Services covered under HCBS waivers can include personal care, adult day health services, homemaker assistance, respite care, and case management. To qualify, a person must demonstrate they need a level of care that would otherwise require an institutional setting. Each state designs its own waiver program within federal guidelines, so eligibility rules and covered services vary. Contacting your state’s Medicaid office is the most reliable way to find out what’s available where you live.

Licensing and Safety Standards

Adult care homes are licensed and regulated by individual states, so requirements vary. But common standards give a general picture of what’s expected. Homes must have a designated manager directing daily operations and an alternate manager identified for when the primary manager is unavailable. Staff must complete training in fire safety, infection control, food safety, first aid, and emergency disaster planning. Those providing personal care often need additional training in cognitive impairment and mental illness within their first months of employment.

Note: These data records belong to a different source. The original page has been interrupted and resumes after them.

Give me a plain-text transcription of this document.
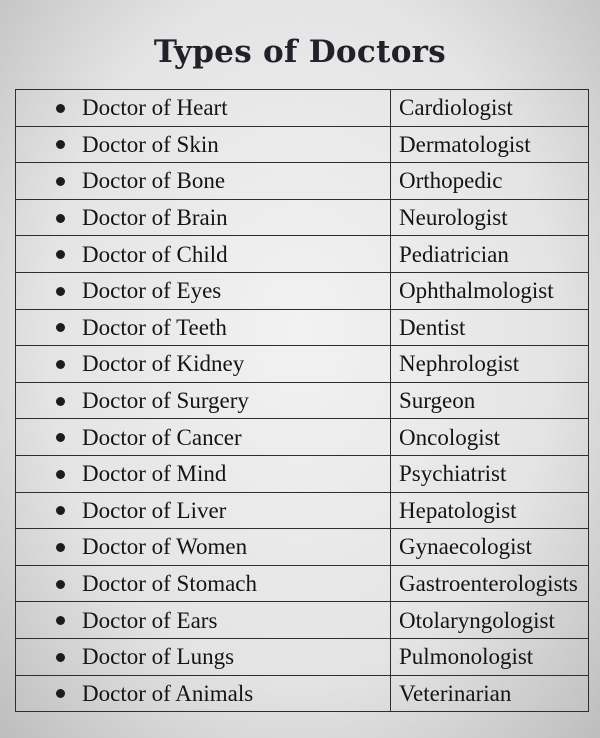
Types of Doctors
Doctor of Heart	Cardiologist

Doctor of Skin	Dermatologist

Doctor of Bone	Orthopedic

Doctor of Brain	Neurologist

Doctor of Child	Pediatrician

Doctor of Eyes	Ophthalmologist

Doctor of Teeth	Dentist

Doctor of Kidney	Nephrologist

Doctor of Surgery	Surgeon

Doctor of Cancer	Oncologist

Doctor of Mind	Psychiatrist

Doctor of Liver	Hepatologist

Doctor of Women	Gynaecologist

Doctor of Stomach	Gastroenterologists

Doctor of Ears	Otolaryngologist

Doctor of Lungs	Pulmonologist

Doctor of Animals	Veterinarian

Criminal background checks are standard for owners, managers, staff, and in small owner-occupied homes, even household members. On the physical side, states typically mandate minimum bathroom ratios (one toilet per four residents is common) and limit how many people can share a room, usually capping it at two. Homes must also have agreements with registered nurses to provide or oversee nursing tasks like medication delegation, even when no nurse lives on site.

One notable gap: most states do not set mandatory caregiver-to-resident ratios for adult care homes. Instead, the standard is that staffing must be “sufficient in number and qualifications” to meet residents’ needs around the clock. This makes it especially important for families to ask pointed questions during a visit.

Evaluating a Home

When visiting an adult care home, pay attention to how residents spend their time. If most residents are parked in wheelchairs all day, that can signal a lack of attentive care. Good homes transfer residents to regular chairs or recliners throughout the day when it’s safe to do so. Notice whether medications are being administered by a trained medication technician rather than a general caregiver, and whether residents who need insulin are supported by licensed nursing staff spread across the day.

Ask the manager directly: Will your loved one see the same caregivers consistently, or does staff rotate frequently? How are care providers trained, and how are their backgrounds checked? What types of emergency care can the home provide? For memory care residents, find out whether the home has a resident or family council where concerns can be raised, and whether state-approved resident rights are posted or distributed.

Every licensed adult care home has a state inspection history. Request it or look it up online through your state’s licensing agency. Focus on substantiated care complaints rather than minor procedural citations. Patterns of complaints about food quality, neglect, or lack of care are the most telling red flags. A single minor violation is normal; a recurring pattern is not.